For its part, the benighted, gerrymandering, voter-suppressing Republican Party has devolved into a quasi-fascist death cult – fanatically authoritarian, pro-Big Business, anti-labor, anti-immigrant, anti-intellectual, virulently racist and hatefully bigoted across the board: a “party” financed by right-wing billionaires, touted by Fox News, and subscribed to by hordes of would-be petty capitalists, evangelical know-nothings, and angry yahoos. Though there was no discreet mortality salience event immediately preceding the election of Donald Trump in 2016, one had been developing in slow motion for most of the previous decade as the deteriorating state of working-class America during the supposedly halcyon Obama years gave rise to Trump’s ascendance. Mr. Obama had eloquently promised “hope and change” but, for the vast majority of Americans, he delivered neither. During his watch, drone strikes, deportations, the further consolidation of corporate power and the growth of income and wealth inequality all proceeded at a dizzying pace. Blue-collar America, already on the ropes since 2008, reeled toward the canvas. As the aforementioned Dr. Solomon observed in “Fatal Attraction,” a recorded lecture posted on YouTube on Election Day 2016, Trump won because the agitated state of the republic favored a supposedly charismatic game-changer, not a dull Establishment apparatchik – never mind that Trump is a woefully ignorant, self-centered confidence man with the impulse control of a toddler and the attention span of squirrel. Apart from anti-Obama racists bent on white vengeance, a large segment of working- and middle-class America wanted a means to blow up the existing order, which had done them no favors. Speaking about the citizenry of the U.K. and the U.S. that respectively backed Brexit and Trump, British filmmaker Adam Curtis put it this way: “They’re angry, and they were given a giant, big button that said ‘Fuck off’ on it, and they pressed it.”

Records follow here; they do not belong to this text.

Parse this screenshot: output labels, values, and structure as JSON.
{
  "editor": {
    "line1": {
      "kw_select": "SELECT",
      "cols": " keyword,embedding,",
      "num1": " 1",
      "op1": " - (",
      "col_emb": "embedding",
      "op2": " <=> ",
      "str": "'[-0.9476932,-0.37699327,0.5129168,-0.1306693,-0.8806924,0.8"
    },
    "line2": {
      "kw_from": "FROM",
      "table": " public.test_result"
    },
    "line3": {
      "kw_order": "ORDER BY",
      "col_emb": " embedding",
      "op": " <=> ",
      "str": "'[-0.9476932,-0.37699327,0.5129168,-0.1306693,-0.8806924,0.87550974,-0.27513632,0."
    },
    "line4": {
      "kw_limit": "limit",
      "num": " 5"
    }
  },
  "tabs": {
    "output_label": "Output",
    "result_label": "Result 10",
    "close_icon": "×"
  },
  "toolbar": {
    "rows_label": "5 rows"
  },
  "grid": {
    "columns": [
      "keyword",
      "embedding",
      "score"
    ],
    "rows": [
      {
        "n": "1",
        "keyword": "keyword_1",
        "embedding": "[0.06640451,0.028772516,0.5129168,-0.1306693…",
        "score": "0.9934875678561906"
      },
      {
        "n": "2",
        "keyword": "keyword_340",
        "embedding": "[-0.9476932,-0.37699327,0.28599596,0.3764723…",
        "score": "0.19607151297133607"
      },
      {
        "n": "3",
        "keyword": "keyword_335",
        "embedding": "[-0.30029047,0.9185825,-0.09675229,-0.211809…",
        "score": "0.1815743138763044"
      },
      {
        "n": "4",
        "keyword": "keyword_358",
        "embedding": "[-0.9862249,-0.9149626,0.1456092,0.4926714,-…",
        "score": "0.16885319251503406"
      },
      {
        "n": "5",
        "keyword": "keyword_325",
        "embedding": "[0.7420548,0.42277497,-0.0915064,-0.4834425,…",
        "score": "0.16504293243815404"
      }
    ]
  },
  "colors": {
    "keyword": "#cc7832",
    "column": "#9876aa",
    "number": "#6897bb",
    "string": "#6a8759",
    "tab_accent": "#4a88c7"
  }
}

So now we’re in the midst of the ultimate mortality salience event, a combination of the Great Depression and the Spanish Flu: a massive human die-off and economic meltdown of biblical proportions, here and abroad. If Terror Management Theory is correct – and, granted it’s only one theory among many – American society will react to this unprecedented catastrophe in the way it has always reacted, by becoming a meaner, more oppressive, and more unequal society. What this will bode for the coming election in November is still anyone’s guess, however. Donald Trump’s colossal ineptitude in dealing with COVID-19 may well cost him those crucial swing states and the election. But maybe not; Trump’s Democratic opponent, Joe Biden, is a weak, uninspiring contender. He’s old and increasingly dotty and inarticulate, a passionless center-right corporatist hack burdened with a rape allegation and a long history of groping. But perhaps it doesn’t matter. Nobody who votes in November will be voting for Biden; they’ll be voting against Trump. Terror Management Theory suggests that Trump’s mortality salience-aroused base will become all the more fanatical in their support, thus intensifying the almost unbearable politico-cultural divide that paralyzes this society. If Trump loses in November, his constituents will go ape. We’ve already seen signs of this in the reprehensible anti-sequestration “protests” launched by armed right-wing groups in Michigan and elsewhere – and egged on by Trump. The only way to reduce the subliminal mortality salience that haunts half the populace is to overthrow unfettered American capitalism and create a just, equitable, and sanely managed society: an unlikely prospect given the almost limitless power of Big Money.